So whenever something happens and I share with D she always asks "What's your contribution?" I hate that. Because sometimes I don't want to discuss it because sometimes I egged it on but sometimes my contribution was something positive and it turned into crap.
My contribution? Two people who were in desperate need of a financial break. Both wanted the best of both worlds, a good place to stay and some extra money in order to create some flexibility to do what they wanted to do. So I suggest, "Hey move in together!" What I must have failed to mention is "Hey, before you move in together, communicate. Sit, talk, chat about what life will be like when you live together. Talk about what could go wrong, what will go wrong and what you will do about it." Why did I fail to communicate that part? Cause I thought they'd figure it out on their own.
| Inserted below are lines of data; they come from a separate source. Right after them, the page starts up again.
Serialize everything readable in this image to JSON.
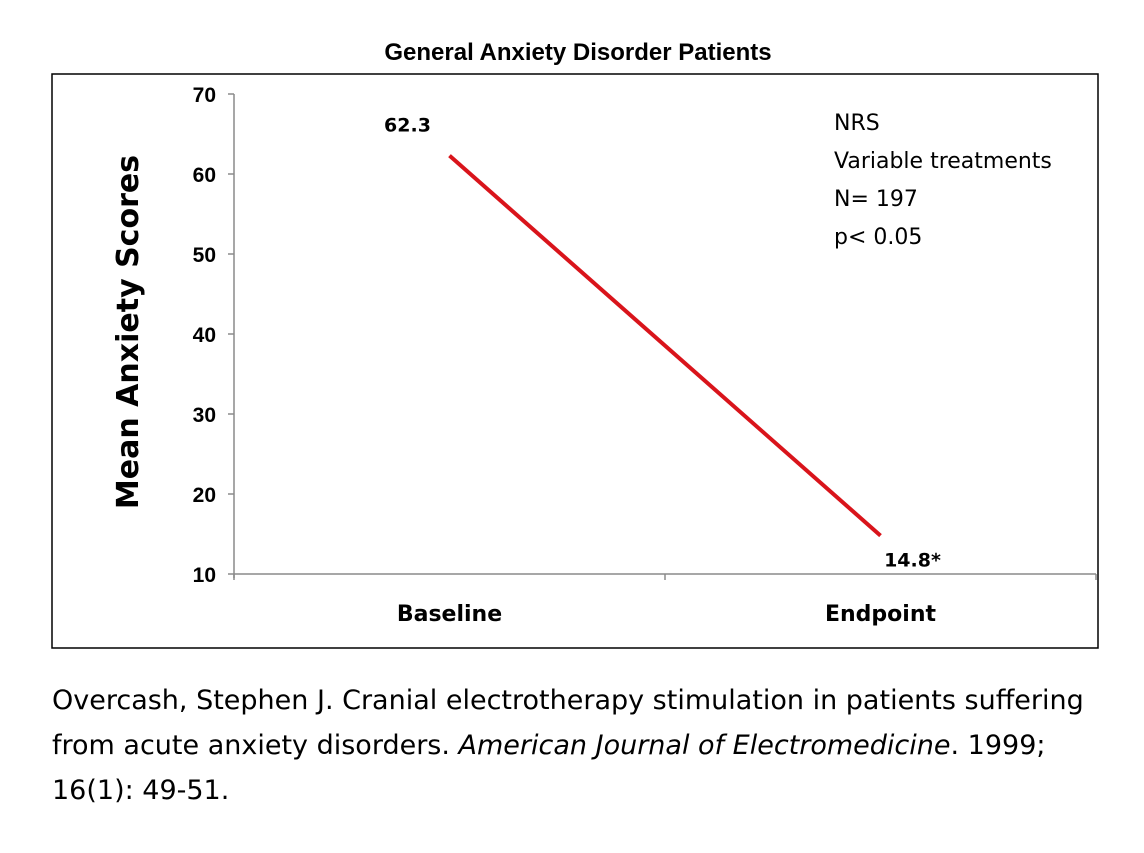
{
  "chart_data": {
    "type": "line",
    "title": "General Anxiety Disorder Patients",
    "ylabel": "Mean Anxiety Scores",
    "xlabel": "",
    "categories": [
      "Baseline",
      "Endpoint"
    ],
    "series": [
      {
        "values": [
          62.3,
          14.8
        ],
        "data_labels": [
          "62.3",
          "14.8*"
        ],
        "color": "#d9141b"
      }
    ],
    "ylim": [
      10,
      70
    ],
    "yticks": [
      10,
      20,
      30,
      40,
      50,
      60,
      70
    ],
    "grid": false,
    "annotations": [
      "NRS",
      "Variable treatments",
      "N= 197",
      "p< 0.05"
    ],
    "annotation_placement": "top-right"
  },
  "citation": {
    "text_plain_1": "Overcash, Stephen J. Cranial electrotherapy stimulation in patients suffering from acute anxiety disorders. ",
    "journal": "American Journal of Electromedicine",
    "text_plain_2": ". 1999; 16(1): 49-51."
  }
}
As I head over to the house to pick up the kids I ponder this situation while downing two boxes of Tic Tacs.
Now there are calls and texts to me about what happened; what went wrong. He said/she said. I can see both sides, that's the crazy part. She did this, he did that. Yep, I can see very clearly how it went down and I can see how both sides would end up being hurt and mad. I can see both sides of the mistakes made. Do I agree with either one of them? Honestly? Nope. I love them both very much but I can't take a side. That might be a sign of growth or a sign of shutting down. Either way, I'm fine with it.
My contribution: Not minding my own business
The result: Broken friendships
Somehow I find this hard to believe, that you not minding your own business = broken friendships. Isn't it just you wanting to help?
ReplyDeleteI meant broken as in the two of them but I suppose altered between the three of us. I was just trying to help but it seems the helping ended up hurting. ugh!